Sen. Jon Tester (Courthouse News)

Sen. Jon Tester on Thursday named infrastructure as a priority as Congress sits down to craft the 2021 budget, though funding the growing list of projects could be challenging as the nation’s deficit soars.

The Trump administration this week unveiled its new $4.7 trillion budget, one that fiscal watchdogs have called unsustainable and political dreaming.

The president has already detailed what he wants funded and where he wants cuts, but both Sens. Tester and Steve Daines have said that’s the function of Congress and not the president.

Tester said budgetary hearings will begin next week in various subcommittees, and they could prove grueling.

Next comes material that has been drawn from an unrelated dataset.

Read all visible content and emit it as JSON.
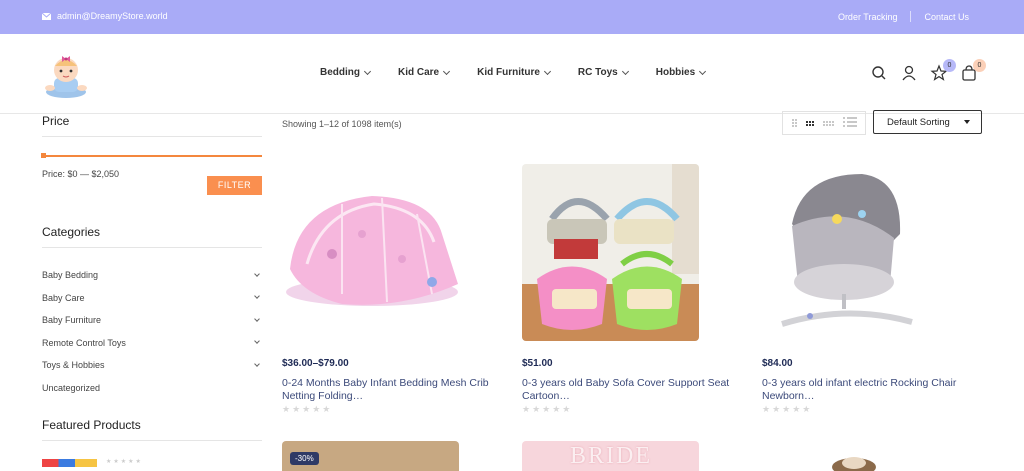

“They’ll go through September and hopefully we’ll get all the budgets done this time around – we didn’t last time around,” Tester said Thursday. “Hopefully we’ll get them done in a timely manner so they’re done by September so people have the certainty they need to be able to know what programs are funded and what ones are not.”

On the infrastructure front, Tester said 5G and high-speed broadband are getting bipartisan support in Congress given that they serve both urban and rural needs, from agriculture to business.

Tester also is looking for a highway bill, funding for water projects and investment in VA hospitals. He learned on Thursday that the VA needs $60 billion for hospital improvements.

Air service also needs attention, he said.

“We have the 21st century technology to fly our planes in a timely manner, and making sure those airports do what they need to do is really important,” Tester said. “We need a good highway bill, and from a Homeland Security standpoint, we need to make sure the guard and Malmstrom have what they need. It’s time we started addressing this stuff.”

According to analysts, the Trump administration’s new budget would result in a $1.08 trillion deficit for the ongoing budget year and a $966 billion deficit gap come October.

Debates on where to cut and where to spend could be challenging this year. Proposed cuts to agency budgets other than defense, combined with deep cuts to Medicaid, will likely serve as nonstarters in Congress.

It could also make it difficult to find consensus around infrastructure projects and what should be funded.

“The problem is, where are you going to get the money?” Tester said. “We’re running trillion dollar deficits right now and that’s not sustainable in my opinion, and we’re going to have to deal with that. The problem is, we’re not even to a point where we can talk how we’re going to pay for this stuff.”